Post Winter Wake-Up
Don't "spring" into warmer weather season
To say it was a long winter could almost be an understatement. Between frequent snow and ice storms and continual freezing temperatures, plus a few record-breaking cold days - many of us have been in physical hibernation. In other words, not very active.
However, now that the thermometer is starting to climb and snow is quickly melting, don't be too quick to jump into action.
Kathleen Meade, a nurse practitioner with OSF Medical Group says it's not a good idea to try to run a marathon when you haven't even walked a block or two in quite a while and your body may be in a state of - as she calls it - deconditioning.

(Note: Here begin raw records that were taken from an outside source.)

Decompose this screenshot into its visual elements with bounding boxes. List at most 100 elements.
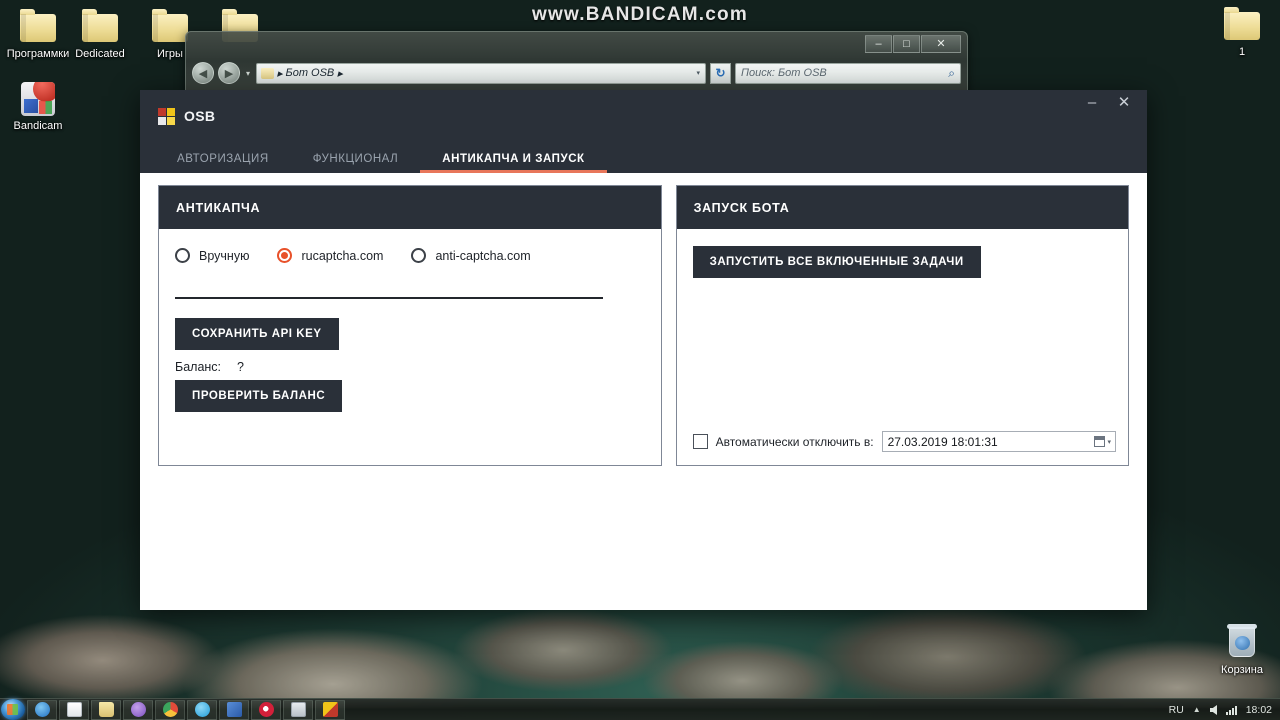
desktop: www.BANDICAM.com Программки Dedicated Иг… [0, 0, 1280, 720]
explorer-search-input[interactable]: Поиск: Бот OSB ⌕ [735, 62, 961, 84]
api-key-field-wrapper [159, 263, 661, 299]
anticaptcha-panel-title: АНТИКАПЧА [159, 186, 661, 229]
explorer-close-button[interactable]: ✕ [921, 35, 961, 53]
radio-label: Вручную [199, 248, 250, 263]
radio-button-icon [175, 248, 190, 263]
explorer-window[interactable]: – □ ✕ ◀ ▶ ▾ ▸ Бот OSB ▸ ▾ ↻ Поиск: Бот O… [185, 31, 968, 94]
taskbar-item-chrome[interactable] [155, 699, 185, 720]
explorer-minimize-button[interactable]: – [865, 35, 892, 53]
desktop-icon-recycle-bin[interactable]: Корзина [1204, 622, 1280, 677]
taskbar-item-osb[interactable] [315, 699, 345, 720]
forward-icon[interactable]: ▶ [218, 62, 240, 84]
desktop-icon-1[interactable]: 1 [1204, 4, 1280, 59]
history-dropdown-icon[interactable]: ▾ [246, 69, 250, 78]
anticaptcha-panel-body: Вручную rucaptcha.com anti-captcha.com С… [159, 229, 661, 465]
chevron-down-icon[interactable]: ▾ [696, 69, 700, 77]
captcha-service-radio-group: Вручную rucaptcha.com anti-captcha.com [159, 229, 661, 263]
anticaptcha-panel: АНТИКАПЧА Вручную rucaptcha.com anti-cap… [158, 185, 662, 466]
folder-icon [62, 6, 138, 46]
desktop-icon-label: Программки [6, 48, 70, 60]
network-icon[interactable] [1225, 704, 1237, 715]
radio-button-selected-icon [277, 248, 293, 263]
start-button[interactable] [1, 699, 25, 720]
refresh-icon[interactable]: ↻ [710, 62, 731, 84]
breadcrumb-separator-2: ▸ [337, 67, 343, 80]
radio-anticaptcha[interactable]: anti-captcha.com [411, 248, 531, 263]
desktop-icon-bandicam[interactable]: Bandicam [0, 78, 76, 133]
osb-application-window: OSB – ✕ АВТОРИЗАЦИЯ ФУНКЦИОНАЛ АНТИКАПЧА… [140, 90, 1147, 610]
taskbar-item-skype[interactable] [187, 699, 217, 720]
auto-shutdown-label: Автоматически отключить в: [715, 434, 874, 449]
tab-authorization[interactable]: АВТОРИЗАЦИЯ [155, 153, 291, 173]
radio-label: anti-captcha.com [435, 248, 531, 263]
opera-icon [258, 702, 274, 717]
show-hidden-icons-icon[interactable]: ▲ [1193, 705, 1201, 714]
breadcrumb-separator: ▸ [277, 67, 283, 80]
taskbar: RU ▲ 18:02 [0, 698, 1280, 720]
osb-app-icon [322, 702, 338, 717]
language-indicator[interactable]: RU [1169, 704, 1184, 716]
explorer-address-bar[interactable]: ▸ Бот OSB ▸ ▾ [256, 62, 706, 84]
taskbar-item-windows-copy[interactable] [283, 699, 313, 720]
osb-titlebar[interactable]: OSB [140, 90, 1147, 142]
notepad-icon [66, 702, 82, 717]
auto-shutdown-checkbox[interactable] [692, 434, 708, 449]
bot-launch-panel: ЗАПУСК БОТА ЗАПУСТИТЬ ВСЕ ВКЛЮЧЕННЫЕ ЗАД… [675, 185, 1129, 466]
save-api-key-button[interactable]: СОХРАНИТЬ API KEY [175, 318, 339, 350]
desktop-icon-label: Dedicated [75, 48, 125, 60]
radio-label: rucaptcha.com [301, 248, 384, 263]
taskbar-item-explorer[interactable] [91, 699, 121, 720]
breadcrumb-path: Бот OSB [285, 67, 335, 79]
minimize-button[interactable]: – [1083, 95, 1101, 110]
radio-manual[interactable]: Вручную [175, 248, 249, 263]
taskbar-item-internet-explorer[interactable] [27, 699, 57, 720]
balance-label: Баланс: [175, 360, 222, 374]
explorer-window-controls: – □ ✕ [865, 35, 961, 53]
bandicam-icon [0, 78, 76, 118]
auto-shutdown-datetime-input[interactable]: 27.03.2019 18:01:31 ▾ [881, 431, 1116, 452]
search-icon: ⌕ [948, 65, 955, 80]
taskbar-item-app-blue[interactable] [219, 699, 249, 720]
osb-content-area: АНТИКАПЧА Вручную rucaptcha.com anti-cap… [140, 173, 1147, 478]
desktop-icon-dedicated[interactable]: Dedicated [62, 6, 138, 61]
api-key-input[interactable] [175, 275, 603, 299]
folder-icon [1204, 4, 1280, 44]
clock[interactable]: 18:02 [1246, 704, 1272, 716]
app-title: OSB [184, 108, 216, 124]
auto-shutdown-row: Автоматически отключить в: 27.03.2019 18… [692, 431, 1116, 452]
desktop-icon-label: Игры [157, 48, 183, 60]
system-tray: RU ▲ 18:02 [1169, 704, 1280, 716]
taskbar-item-opera[interactable] [251, 699, 281, 720]
radio-rucaptcha[interactable]: rucaptcha.com [277, 248, 383, 263]
folder-icon [98, 702, 114, 717]
explorer-maximize-button[interactable]: □ [893, 35, 920, 53]
volume-icon[interactable] [1209, 704, 1217, 715]
datetime-value: 27.03.2019 18:01:31 [887, 434, 998, 449]
osb-header: OSB – ✕ АВТОРИЗАЦИЯ ФУНКЦИОНАЛ АНТИКАПЧА… [140, 90, 1147, 173]
desktop-icon-label: 1 [1238, 46, 1246, 58]
search-placeholder: Поиск: Бот OSB [741, 67, 827, 79]
app-blue-icon [226, 702, 242, 717]
calendar-icon [1094, 436, 1106, 447]
back-icon[interactable]: ◀ [192, 62, 214, 84]
taskbar-item-viber[interactable] [123, 699, 153, 720]
chrome-icon [162, 702, 178, 717]
copy-icon [290, 702, 306, 717]
viber-icon [130, 702, 146, 717]
internet-explorer-icon [34, 702, 50, 717]
osb-logo-icon [158, 107, 175, 125]
taskbar-item-notepad[interactable] [59, 699, 89, 720]
tab-anticaptcha-and-launch[interactable]: АНТИКАПЧА И ЗАПУСК [420, 153, 608, 173]
explorer-navigation-row: ◀ ▶ ▾ ▸ Бот OSB ▸ ▾ ↻ Поиск: Бот OSB ⌕ [192, 62, 961, 84]
osb-window-controls: – ✕ [1083, 95, 1133, 110]
close-button[interactable]: ✕ [1115, 95, 1133, 110]
tab-functional[interactable]: ФУНКЦИОНАЛ [291, 153, 421, 173]
balance-value: ? [237, 360, 244, 374]
radio-button-icon [411, 248, 427, 263]
bot-launch-panel-title: ЗАПУСК БОТА [676, 186, 1128, 229]
chevron-down-icon: ▾ [1107, 438, 1111, 446]
folder-icon [261, 67, 275, 79]
run-all-enabled-tasks-button[interactable]: ЗАПУСТИТЬ ВСЕ ВКЛЮЧЕННЫЕ ЗАДАЧИ [692, 246, 981, 278]
calendar-dropdown[interactable]: ▾ [1094, 436, 1111, 447]
check-balance-button[interactable]: ПРОВЕРИТЬ БАЛАНС [175, 380, 343, 412]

"Where our muscles become atrophied and they just don't have the same stamina that they had when, if you were active in the past," says Kathleen Meade, Nurse Practitioner with OSF Medical Group. "So, you do, truly, have to recondition your muscles to respond to the activities that you want to do."
"Slow as you go" should be your mantra for the first several weeks of spring. Meade also wants you to be careful if your sports activity interests have changed.
"If you've always been - a golfer and then you decided to play tennis, you're going to use a lot different muscles than you are used to," says Kathleen Meade, nurse practitioner for OSF Medical Group. "So, again, good stretching, gradually taking a lesson - but don't just go out there and play a match right away."
Finally, Meade suggests having a medical professional check you out before you get too far down the outdoor activity road.
"We want to make sure that nothing has changed," says Kathleen Meade, nurse practitioner for OSF Medical Group. "That your heart can handle it. That your respiratory system can handle it. Sometime we do just some basic blood work to make sure you're no anemic or that your vitamin levels are appropriate that would give you the extra energy."